Class Notes on Entrapment
-  it is a statutory defense, not a constitutional one.
-  people innocent if lured by the govt to commit the crime (persons otherwise innocent than the govt encouragement).
- ISSUE:  is the D predisposed to the crime and the focus is upon the D.  The govt must prove that the person would have committed the crime beyond a reasonable doubt that the D was predisposed to the crime.  Can bring in inadmissible evidence such as prior record, character, willingness, and knowledge.  All of this is determined by the jury and is a jury question.  If you are acquitted, there is no appeal by the govt because in order to do so would be double jeopardy.
(this is the subjective approach):  however on objective approach, the focus changes to the govt and whether the govt.’s action would intice a normal law abiding citizen to commit the crime.  (The affect is considered to a hypothetical individual and the decision is for the judge).  The third approach, is a constitutional approach through due process if the govt action is so awful that the govt cannot prevail.

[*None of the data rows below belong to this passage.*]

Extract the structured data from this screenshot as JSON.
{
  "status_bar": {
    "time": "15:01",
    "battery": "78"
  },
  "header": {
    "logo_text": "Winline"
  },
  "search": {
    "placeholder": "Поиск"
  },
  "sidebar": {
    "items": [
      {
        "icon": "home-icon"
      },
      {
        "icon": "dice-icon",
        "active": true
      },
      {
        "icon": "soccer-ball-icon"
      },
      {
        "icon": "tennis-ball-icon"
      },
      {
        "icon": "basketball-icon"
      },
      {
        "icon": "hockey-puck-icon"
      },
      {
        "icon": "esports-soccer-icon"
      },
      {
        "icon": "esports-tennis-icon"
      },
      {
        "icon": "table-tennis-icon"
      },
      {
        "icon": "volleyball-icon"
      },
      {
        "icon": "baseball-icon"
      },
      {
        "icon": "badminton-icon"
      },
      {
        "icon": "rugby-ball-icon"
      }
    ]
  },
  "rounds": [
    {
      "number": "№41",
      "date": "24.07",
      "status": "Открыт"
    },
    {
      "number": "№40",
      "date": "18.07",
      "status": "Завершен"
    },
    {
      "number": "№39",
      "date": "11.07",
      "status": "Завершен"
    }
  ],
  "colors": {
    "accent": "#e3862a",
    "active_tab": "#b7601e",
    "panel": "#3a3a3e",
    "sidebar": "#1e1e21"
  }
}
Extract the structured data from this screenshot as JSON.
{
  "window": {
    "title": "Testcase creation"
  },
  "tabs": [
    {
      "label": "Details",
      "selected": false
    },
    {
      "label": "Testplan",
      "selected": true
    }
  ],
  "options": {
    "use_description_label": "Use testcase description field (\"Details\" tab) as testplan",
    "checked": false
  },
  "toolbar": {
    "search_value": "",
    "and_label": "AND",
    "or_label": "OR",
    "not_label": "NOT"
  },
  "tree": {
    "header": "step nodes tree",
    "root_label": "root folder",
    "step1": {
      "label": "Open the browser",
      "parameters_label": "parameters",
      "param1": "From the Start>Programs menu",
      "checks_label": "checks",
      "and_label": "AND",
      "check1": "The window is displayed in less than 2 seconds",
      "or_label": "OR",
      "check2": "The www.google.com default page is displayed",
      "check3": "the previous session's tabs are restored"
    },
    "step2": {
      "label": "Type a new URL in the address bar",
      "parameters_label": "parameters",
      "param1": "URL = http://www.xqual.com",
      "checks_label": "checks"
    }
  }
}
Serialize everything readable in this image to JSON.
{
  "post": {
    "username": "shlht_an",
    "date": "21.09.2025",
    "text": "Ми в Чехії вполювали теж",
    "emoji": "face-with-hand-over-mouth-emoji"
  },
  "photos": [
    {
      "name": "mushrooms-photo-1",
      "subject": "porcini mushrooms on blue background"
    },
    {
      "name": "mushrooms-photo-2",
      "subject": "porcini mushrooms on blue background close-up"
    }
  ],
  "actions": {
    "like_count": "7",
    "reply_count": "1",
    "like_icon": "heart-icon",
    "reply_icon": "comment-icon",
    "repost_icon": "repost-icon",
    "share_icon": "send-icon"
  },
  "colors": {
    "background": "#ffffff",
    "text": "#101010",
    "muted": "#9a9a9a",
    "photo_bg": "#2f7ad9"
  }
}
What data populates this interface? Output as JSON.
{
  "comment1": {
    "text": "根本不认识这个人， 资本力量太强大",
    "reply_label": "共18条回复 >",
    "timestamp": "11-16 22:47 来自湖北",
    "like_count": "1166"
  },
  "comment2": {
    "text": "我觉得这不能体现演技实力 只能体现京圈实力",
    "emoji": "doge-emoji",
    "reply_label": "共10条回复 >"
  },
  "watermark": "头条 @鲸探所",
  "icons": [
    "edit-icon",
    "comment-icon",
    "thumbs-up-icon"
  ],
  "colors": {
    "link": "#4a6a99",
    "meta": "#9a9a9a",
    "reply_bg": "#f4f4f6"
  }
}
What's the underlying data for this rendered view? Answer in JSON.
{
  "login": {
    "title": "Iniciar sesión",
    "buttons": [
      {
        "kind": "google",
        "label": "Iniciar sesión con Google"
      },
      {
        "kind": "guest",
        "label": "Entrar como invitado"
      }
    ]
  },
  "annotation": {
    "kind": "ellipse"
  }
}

VERY FEW PEOPLE PREVAIL ON ENTRAPMENT CLAIMS!
 

Jacobson v. US
Facts:  The D was convicted for receiving child pornography through the mail.  The govt had made the D the subject of five uncover sting operations spanning 26 months, after procuring his name from the mailing list of a reputed pornography dealer.  The operation consisted of multiple attempts by the govt to explore the D’s willingness to order child pornography, including using fake organizations and a bogus pen pal.  The arrest came after the D was ordered a sexually explicit magazine depicting children which was offered to him by govt agents.  The D claimed that the govt entrapped him into committing the crime.
Issue:  What must the prosecution prove in order to refute an entrapment defense?
Holding:  When the govt has induced an individual to break the law, the prosecution must prove beyond a reasonable doubt that the d was disposed to commit the criminal act prior to first being approached by the police.  In this case, the D’s response to the govt.’s solicitations was not enough to prove that he was predisposed, prior to the govt.’s creating the predisposition to commit the crime.